5. Cristo y la venganza.

Este día llegó cuando Jesús derramó su sangre: entonces la suprema injusticia de los hombres reveló la justicia infinita de Dios. En adelante el comportamiento del creyente será transformado radicalmente por el ejemplo de Cristo que “insultado, no devolvió el insulto” (1Pe 2,23). Jesús no sólo instaura una ley nueva que cumple o consuma el principio del talión, sino que prescribe que no se resista al malvado (Mc 5,38-42). No condena la justicia de los tribunales humanos, de la que Pablo dirá que está encargada de ejercer la venganza divina (Rom 13,4); pero exige de su discípulo el perdón de las ofensas y el amor de los enemigos. Sobre todo insinúa que sólo el que es capaz de soportar la injusticia personal no cometerá con otros injusticia. Desde ahora no basta ya remitirse a la venganza divina, sino que hay que “vencer el mal con el bien” (Rom 12, 21): así “se ponen carbones ardientes sobre la cabeza del enemigo”. colocándole en una situación imposible que le induce a cambiar su odio en amor.

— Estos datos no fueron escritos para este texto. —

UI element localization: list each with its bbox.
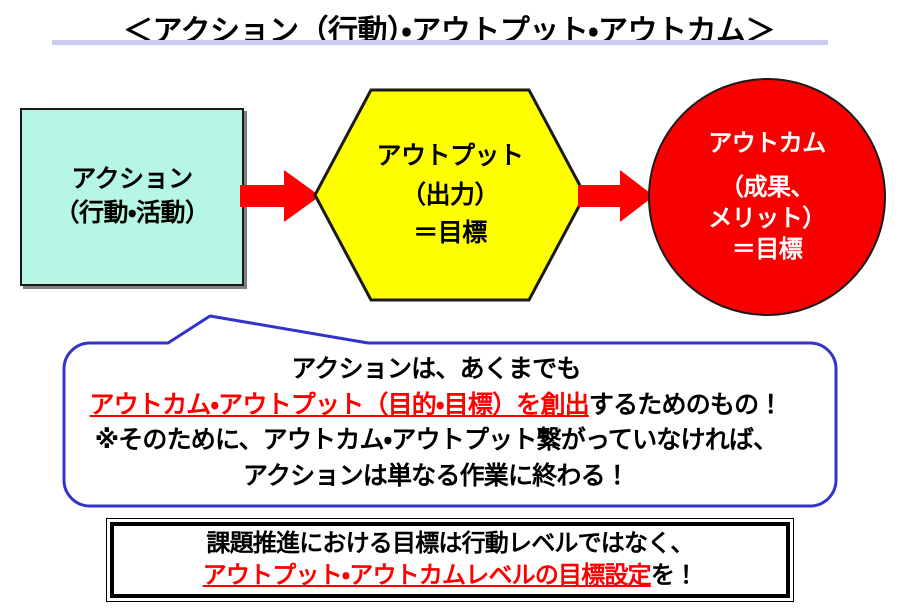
output-hexagon (313, 88, 587, 302)
bottom-emphasis-box: 課題推進における目標は行動レベルではなく、 アウトプット・アウトカムレベルの目標… (110, 522, 790, 598)
action-box: アクション （行動・活動） (20, 108, 244, 286)
slide-canvas: ＜アクション（行動）・アウトプット・アウトカム＞ アクション （行動・活動） ア… (0, 0, 898, 616)
bottom-box-line-1: 課題推進における目標は行動レベルではなく、 (206, 528, 693, 560)
bottom-box-line-2: アウトプット・アウトカムレベルの目標設定を！ (203, 560, 698, 592)
bottom-box-line-2-tail: を！ (651, 562, 697, 589)
action-box-line-1: アクション (71, 163, 192, 197)
title-underline-rule (52, 40, 828, 45)
right-arrow-icon-1 (240, 168, 322, 224)
action-box-line-2: （行動・活動） (54, 197, 209, 231)
bottom-box-line-2-highlight: アウトプット・アウトカムレベルの目標設定 (203, 562, 651, 589)
outcome-ellipse (648, 78, 886, 316)
callout-bubble (28, 308, 844, 516)
right-arrow-icon-2 (578, 168, 656, 224)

Si bien por la sangre de Cristo se cumplió toda justicia, no es menos cierto que todavía no ha llegado el último día. El amor tiene en la tierra sus fracasos. Aun después de Jesús hay cristianos que mueren víctimas de una injusticia violenta. Si perdonan a sus verdugos (Hech 7,60), no por eso deja su sangre de clamar a Dios: “¿Hasta cuándo, Señor santo y verdadero, tardarás en hacer justicia, en tomar venganza de nuestra sangre en los habitantes de la tierra”? (Ap 6,10; cf. 16,6; 19,2). Pero esta venganza final de la justicia por el Dios-juez tendrá por resultado acabar para siempre con la maldición (22,3).